Я стоял немного поодаль и наблюдал за ней. И вот она приблизилась к стеклу, за которым висело платье. Реакции не последовало, впрочем, в зале было полутемно, и никакая тень Офелии за Катькой по пятам не бродила. Но вдруг она растерянно обернулась и, увидев меня, прошептала:
– Это же…
Она смотрела на меня, словно ждала подтверждения, объяснения, а я молчал.
– Я все поняла, – наконец сказала она. – А вернее, ничего не поняла. Это же наше платье!
Она так и сказала: «наше».
– Это другое. Это костюм Офелии. А наше было сшито по этому образцу.
– Как странно, да? Очень даже странно.
– Я думаю, Люся видела платье или его эскиз. Наверное, она была знакома с Одиноковой О. Только так это и можно объяснить.
Я с трудом увел Катю от витрины с платьем. Мы прошли по канцелярскому коридору, постояли у круглого окошка на каменной винтовой лестнице, потом еще долго шатались по академии, смешиваясь с группами студентов или абитуриентов и изображая, будто и сами причастны к славному вузу. Мы настолько заразились радостной и раскованной атмосферой этого дома, что, увидев парня с ужасающе кислой физиономией около дверей ректората, Катька захихикала, а я, куражась, спросил у него:
– Быть иль не быть?
Его унылая физиономия не изменилась, казалось даже, нос и уголки рта еще больше опустились, но внезапно из него полилась монотонная скороговорка:
– Вот в чем вопрос. Достойно ль смиряться под ударами судьбы иль надо оказать сопротивленье и в смертной схватке с целым морем бед покончить с ними? Умереть. Забыться. – Неожиданно вместо серого, бесцветного голоса у него прорезался сочный баритон. – Ха-ха-ха! – дьявольски прохохотал он. Развернулся, издевательски элегантно вильнув одним плечом, и стал удаляться вальяжной походкой, как вдруг, словно нога у него подкосилась, присел, а дальше – захромал, захромал. И даже не оглянулся.
Но тут я изумился еще больше, потому что услышал:
– И знать, что этим обрываешь цепь сердечных мук и тысячи лишений, присущих телу, – негромко, но взволнованно декламировала Катька. – Это ли не цель желанная? Скончаться. Сном забыться. Уснуть… и видеть сны?
– Ну ты даешь!.. – только и мог я вымолвить.
Она хмыкнула. Тогда мы стали смеяться, и смеялись до изнеможения, животы держали.

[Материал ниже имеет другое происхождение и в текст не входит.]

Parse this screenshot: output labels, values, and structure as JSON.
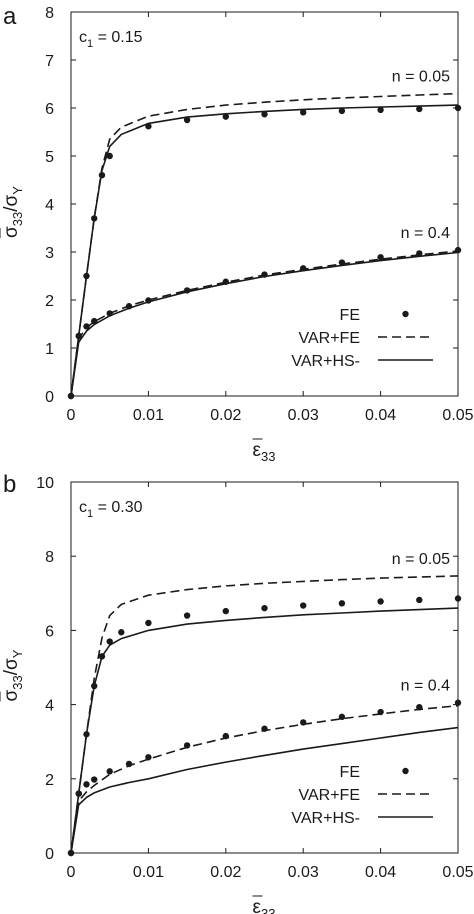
{
  "chart_data": [
    {
      "type": "line",
      "panel_label": "a",
      "annotation": "c",
      "annotation_sub": "1",
      "annotation_value": " = 0.15",
      "xlabel_main": "ε",
      "xlabel_sub": "33",
      "ylabel_main": "σ",
      "ylabel_sub": "33",
      "ylabel_denom": "/σ",
      "ylabel_denom_sub": "Y",
      "xlim": [
        0,
        0.05
      ],
      "ylim": [
        0,
        8
      ],
      "xticks": [
        0,
        0.01,
        0.02,
        0.03,
        0.04,
        0.05
      ],
      "xtick_labels": [
        "0",
        "0.01",
        "0.02",
        "0.03",
        "0.04",
        "0.05"
      ],
      "yticks": [
        0,
        1,
        2,
        3,
        4,
        5,
        6,
        7,
        8
      ],
      "ytick_labels": [
        "0",
        "1",
        "2",
        "3",
        "4",
        "5",
        "6",
        "7",
        "8"
      ],
      "groups": [
        {
          "label": "n = 0.05",
          "series": [
            {
              "name": "FE",
              "style": "dots",
              "x": [
                0,
                0.001,
                0.002,
                0.003,
                0.004,
                0.005,
                0.01,
                0.015,
                0.02,
                0.025,
                0.03,
                0.035,
                0.04,
                0.045,
                0.05
              ],
              "y": [
                0,
                1.25,
                2.5,
                3.7,
                4.6,
                5.0,
                5.62,
                5.75,
                5.82,
                5.87,
                5.91,
                5.94,
                5.96,
                5.98,
                6.0
              ]
            },
            {
              "name": "VAR+FE",
              "style": "dashed",
              "x": [
                0,
                0.001,
                0.002,
                0.003,
                0.004,
                0.005,
                0.0065,
                0.01,
                0.015,
                0.02,
                0.025,
                0.03,
                0.035,
                0.04,
                0.045,
                0.05
              ],
              "y": [
                0,
                1.25,
                2.5,
                3.7,
                4.75,
                5.35,
                5.6,
                5.83,
                5.97,
                6.06,
                6.12,
                6.17,
                6.21,
                6.24,
                6.27,
                6.3
              ]
            },
            {
              "name": "VAR+HS-",
              "style": "solid",
              "x": [
                0,
                0.001,
                0.002,
                0.003,
                0.004,
                0.005,
                0.0065,
                0.01,
                0.015,
                0.02,
                0.025,
                0.03,
                0.035,
                0.04,
                0.045,
                0.05
              ],
              "y": [
                0,
                1.25,
                2.5,
                3.7,
                4.7,
                5.2,
                5.45,
                5.68,
                5.81,
                5.88,
                5.93,
                5.97,
                6.0,
                6.02,
                6.04,
                6.06
              ]
            }
          ]
        },
        {
          "label": "n = 0.4",
          "series": [
            {
              "name": "FE",
              "style": "dots",
              "x": [
                0,
                0.001,
                0.002,
                0.003,
                0.005,
                0.0075,
                0.01,
                0.015,
                0.02,
                0.025,
                0.03,
                0.035,
                0.04,
                0.045,
                0.05
              ],
              "y": [
                0,
                1.25,
                1.45,
                1.56,
                1.72,
                1.87,
                1.99,
                2.2,
                2.38,
                2.53,
                2.66,
                2.78,
                2.89,
                2.97,
                3.04
              ]
            },
            {
              "name": "VAR+FE",
              "style": "dashed",
              "x": [
                0,
                0.001,
                0.002,
                0.003,
                0.005,
                0.0075,
                0.01,
                0.015,
                0.02,
                0.025,
                0.03,
                0.035,
                0.04,
                0.045,
                0.05
              ],
              "y": [
                0,
                1.2,
                1.42,
                1.55,
                1.72,
                1.88,
                2.0,
                2.2,
                2.37,
                2.52,
                2.64,
                2.75,
                2.85,
                2.94,
                3.02
              ]
            },
            {
              "name": "VAR+HS-",
              "style": "solid",
              "x": [
                0,
                0.001,
                0.002,
                0.003,
                0.005,
                0.0075,
                0.01,
                0.015,
                0.02,
                0.025,
                0.03,
                0.035,
                0.04,
                0.045,
                0.05
              ],
              "y": [
                0,
                1.12,
                1.35,
                1.49,
                1.67,
                1.83,
                1.96,
                2.17,
                2.34,
                2.49,
                2.61,
                2.72,
                2.82,
                2.91,
                2.99
              ]
            }
          ]
        }
      ],
      "legend": {
        "position": "bottom-right",
        "entries": [
          {
            "name": "FE",
            "style": "dots"
          },
          {
            "name": "VAR+FE",
            "style": "dashed"
          },
          {
            "name": "VAR+HS-",
            "style": "solid"
          }
        ]
      }
    },
    {
      "type": "line",
      "panel_label": "b",
      "annotation": "c",
      "annotation_sub": "1",
      "annotation_value": " = 0.30",
      "xlabel_main": "ε",
      "xlabel_sub": "33",
      "ylabel_main": "σ",
      "ylabel_sub": "33",
      "ylabel_denom": "/σ",
      "ylabel_denom_sub": "Y",
      "xlim": [
        0,
        0.05
      ],
      "ylim": [
        0,
        10
      ],
      "xticks": [
        0,
        0.01,
        0.02,
        0.03,
        0.04,
        0.05
      ],
      "xtick_labels": [
        "0",
        "0.01",
        "0.02",
        "0.03",
        "0.04",
        "0.05"
      ],
      "yticks": [
        0,
        2,
        4,
        6,
        8,
        10
      ],
      "ytick_labels": [
        "0",
        "2",
        "4",
        "6",
        "8",
        "10"
      ],
      "groups": [
        {
          "label": "n = 0.05",
          "series": [
            {
              "name": "FE",
              "style": "dots",
              "x": [
                0,
                0.001,
                0.002,
                0.003,
                0.004,
                0.005,
                0.0065,
                0.01,
                0.015,
                0.02,
                0.025,
                0.03,
                0.035,
                0.04,
                0.045,
                0.05
              ],
              "y": [
                0,
                1.6,
                3.2,
                4.5,
                5.3,
                5.7,
                5.95,
                6.2,
                6.4,
                6.52,
                6.6,
                6.67,
                6.73,
                6.78,
                6.82,
                6.86
              ]
            },
            {
              "name": "VAR+FE",
              "style": "dashed",
              "x": [
                0,
                0.001,
                0.002,
                0.003,
                0.004,
                0.005,
                0.0065,
                0.01,
                0.015,
                0.02,
                0.025,
                0.03,
                0.035,
                0.04,
                0.045,
                0.05
              ],
              "y": [
                0,
                1.6,
                3.2,
                4.7,
                5.8,
                6.4,
                6.7,
                6.95,
                7.1,
                7.2,
                7.27,
                7.32,
                7.37,
                7.41,
                7.44,
                7.47
              ]
            },
            {
              "name": "VAR+HS-",
              "style": "solid",
              "x": [
                0,
                0.001,
                0.002,
                0.003,
                0.004,
                0.005,
                0.0065,
                0.01,
                0.015,
                0.02,
                0.025,
                0.03,
                0.035,
                0.04,
                0.045,
                0.05
              ],
              "y": [
                0,
                1.6,
                3.2,
                4.5,
                5.3,
                5.6,
                5.78,
                6.0,
                6.17,
                6.27,
                6.35,
                6.42,
                6.47,
                6.52,
                6.56,
                6.6
              ]
            }
          ]
        },
        {
          "label": "n = 0.4",
          "series": [
            {
              "name": "FE",
              "style": "dots",
              "x": [
                0,
                0.001,
                0.002,
                0.003,
                0.005,
                0.0075,
                0.01,
                0.015,
                0.02,
                0.025,
                0.03,
                0.035,
                0.04,
                0.045,
                0.05
              ],
              "y": [
                0,
                1.6,
                1.85,
                1.98,
                2.2,
                2.4,
                2.58,
                2.9,
                3.15,
                3.35,
                3.52,
                3.67,
                3.8,
                3.93,
                4.05
              ]
            },
            {
              "name": "VAR+FE",
              "style": "dashed",
              "x": [
                0,
                0.001,
                0.002,
                0.003,
                0.005,
                0.0075,
                0.01,
                0.015,
                0.02,
                0.025,
                0.03,
                0.035,
                0.04,
                0.045,
                0.05
              ],
              "y": [
                0,
                1.4,
                1.65,
                1.82,
                2.12,
                2.35,
                2.53,
                2.85,
                3.1,
                3.3,
                3.47,
                3.62,
                3.75,
                3.87,
                3.97
              ]
            },
            {
              "name": "VAR+HS-",
              "style": "solid",
              "x": [
                0,
                0.001,
                0.002,
                0.003,
                0.005,
                0.0075,
                0.01,
                0.015,
                0.02,
                0.025,
                0.03,
                0.035,
                0.04,
                0.045,
                0.05
              ],
              "y": [
                0,
                1.3,
                1.5,
                1.62,
                1.78,
                1.9,
                2.0,
                2.25,
                2.45,
                2.63,
                2.8,
                2.95,
                3.1,
                3.25,
                3.38
              ]
            }
          ]
        }
      ],
      "legend": {
        "position": "bottom-right",
        "entries": [
          {
            "name": "FE",
            "style": "dots"
          },
          {
            "name": "VAR+FE",
            "style": "dashed"
          },
          {
            "name": "VAR+HS-",
            "style": "solid"
          }
        ]
      }
    }
  ]
}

Еще в тот день мы посетили церковь Симеона и Анны в конце Моховой. Катька купила свечки, и мы поставили их перед распятием, где уже цвел веселый садик огоньков. Их столько, сколько людей в последние пять минут зажгли их, вспомнив ушедших родных. Какое, должно быть, утешение для человека – верить в Бога, вечную жизнь и предстоящую встречу с близкими.
Глава 19
ВСТРЕЧА НА ПУШКАРСКОЙ
С Катькой мы провели две очень хорошие недели. Меня отпустили тревожные мысли, я никого не выслеживал, никакая тайнопись и вообще никакие тайны меня не волновали. Я жил единственно правильным и счастливым способом – сегодняшним днем. Как в детстве, как при папе в нашем Доме с башней.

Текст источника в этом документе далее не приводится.